According to a report from the Organization for Economic Cooperation and Development, the Great Recession that began in 2008 may have worsened obesity rates in developed nations, including some groups in the United States.
The organization is composed mostly of wealthy nation, such as the U.S. and European countries. But their relative prosperity didn’t keep obesity from spreading during a time of profound economic turmoil. According to researchers, the downturn likely led to consumers turning from healthy but expensive foods (such as fresh fruits and vegetables) to cheap and unhealthy options.
“The economic crisis is likely to have contributed to further growth in obesity,” the group wrote in the report.

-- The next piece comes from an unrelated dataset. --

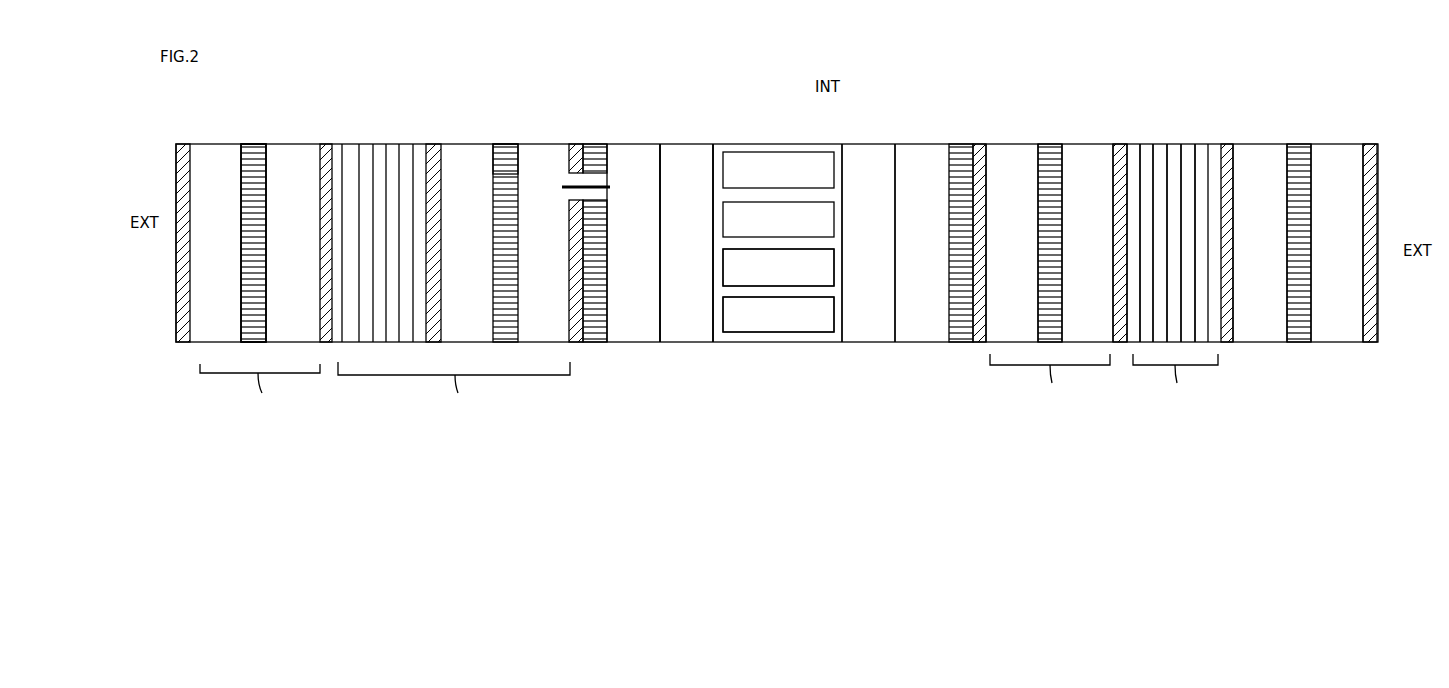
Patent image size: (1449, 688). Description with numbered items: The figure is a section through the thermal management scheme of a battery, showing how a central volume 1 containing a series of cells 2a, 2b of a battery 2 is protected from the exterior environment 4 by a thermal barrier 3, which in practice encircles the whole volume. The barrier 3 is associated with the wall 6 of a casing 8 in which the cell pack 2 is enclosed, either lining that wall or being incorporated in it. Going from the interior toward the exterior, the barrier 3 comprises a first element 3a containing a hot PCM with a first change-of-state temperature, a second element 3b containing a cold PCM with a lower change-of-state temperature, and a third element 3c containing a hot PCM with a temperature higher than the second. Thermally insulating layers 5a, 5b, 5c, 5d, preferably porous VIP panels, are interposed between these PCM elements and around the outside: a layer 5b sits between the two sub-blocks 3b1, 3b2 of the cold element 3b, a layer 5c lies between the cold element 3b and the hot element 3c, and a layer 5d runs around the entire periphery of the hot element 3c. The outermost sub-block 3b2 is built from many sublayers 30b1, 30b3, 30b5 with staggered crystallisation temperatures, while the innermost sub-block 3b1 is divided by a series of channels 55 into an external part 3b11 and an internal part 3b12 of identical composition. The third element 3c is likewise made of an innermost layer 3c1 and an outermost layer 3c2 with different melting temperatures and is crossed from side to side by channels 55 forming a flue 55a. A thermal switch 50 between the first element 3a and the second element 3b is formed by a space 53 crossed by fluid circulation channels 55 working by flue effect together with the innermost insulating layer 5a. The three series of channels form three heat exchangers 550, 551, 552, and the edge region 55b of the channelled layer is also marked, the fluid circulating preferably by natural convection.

This effect was most noticeable in countries that fared the worse during the recession. But even in countries that did relatively well, at-risk groups such as women and the poor were still more likely to become obese.
There were some glimmers of good news in the report, however. Over the past half-decade, the increase of obesity has slowed down in the most developed countries. Canada, South Korea and Italy, for example, have seen little change. Australia, France and Switzerland, on the other hand, have faced up to 3 percent annual increases.
Obesity presents severe public health challenges. Without changing course, more and more people in countries around the world will be dealing with cardiovascular diseases and diabetes. And the myriad costs associated with these conditions hit government health care plans, local economies and individuals alike.
The OCED stressed the need for governments to promote healthy eating habits. It said that carefully targeted taxes on certain food and drinks could play a role as well. Whatever course countries decide on, it said, they need to play a role in keeping their citizens at healthy weights.
“The economic crisis may have contributed to a further growth in obesity, but most governments need to do more to stop this rising tide,” said Michele Cecchini, an OECD health policy analyst.